Dodd-Frank requires the S.E.C. to pay awards to whistleblowers who voluntarily provide original information to the S.E.C. that leads to the successful enforcement of a violation of federal securities laws resulting in sanctions exceeding $1 million. By statute, the awards must range from at least 10% to a maximum of 30% of the sanctions collected.
The information must be original. That means it must be based on the whistleblower’s independent knowledge or analysis, not already known to the S.E.C., and not derived exclusively from public sources.
Dodd-Frank also prohibits retaliation. An employee who proves a retaliation claim is entitled to reinstatement and two times back pay, with interest. Even employees who provide immaterial leads to the S.E.C. are protected by the statute’s anti-retaliation provisions.
The criteria for award amounts paid to whistleblowers are set forth in the S.E.C rules implementing the statute. The factors considered by the S.E.C. in determining whether to increase or decrease a whistleblowers award generally weigh the value of the whistleblower’s assistance and his or her culpability in the wrongdoing reported.

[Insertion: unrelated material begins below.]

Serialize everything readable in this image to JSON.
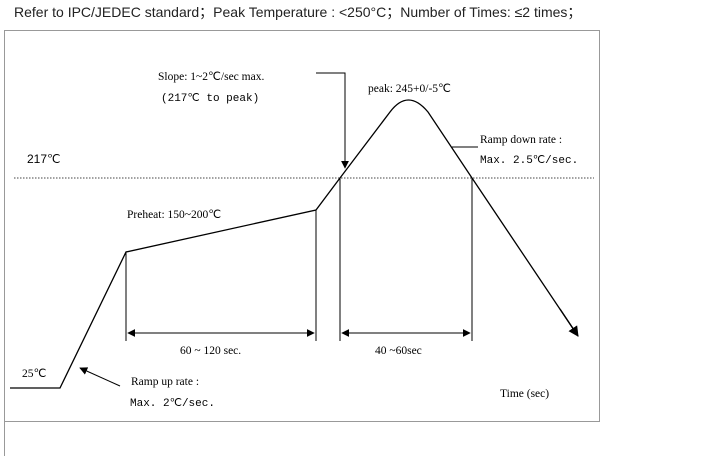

New York’s proposed legislation, called the Financial Frauds Whistleblower Act, would pay out awards to tipsters who turn over original information leading to successful cases. Similar to the federal program, the tipsters would get awards between 10% and 30% of the amount of penalties recovered if their information leads to sanctions of more than $1 million dollars. The Act would also protect the confidentiality of the whistleblowers and make it illegal for employers to retaliate in response. Additionally, employers could not fire, demote, suspend or otherwise harass workers who report suspicious activity or fraud to their supervisors or internal compliance staff.
The plan announced by New York’s attorney general will set itself up to be in competition with the S.E.C. for tipsters under their respective whistleblower programs. New York may have a few built in advantages. New York’s jurisdiction would be focused on its Wall Street and banking rich state as opposed to the S.E.C that must deal with the whole country.
If enacted, New York’s program would not have the same limitations on bank cases imposed by Dodd-Frank. Federal authorities are often limited on the amount they can offer whistleblowers in bank cases to $1.6 million. U.S. Attorney General Eric Holder has criticized the federal cap.
Also, the S.E.C. has been slow to pay out on the tips it has received. Relatively few awards have been given compared to the thousands of tips, complaints, and referrals it has received since its whistleblower office opened in 2011. The agency did, however, bestow a monster $30 million award on a single overseas tipster last year. But that was the last award it gave out.
Although a number of states have whistleblower programs, none pay the kinds of awards New York’s would. Most state programs are similar to the False Claims Act which aim to discover fraud against the state. New York would go even further and pay awards to tipsters whose information leads to action by the state’s banking and insurance regulator.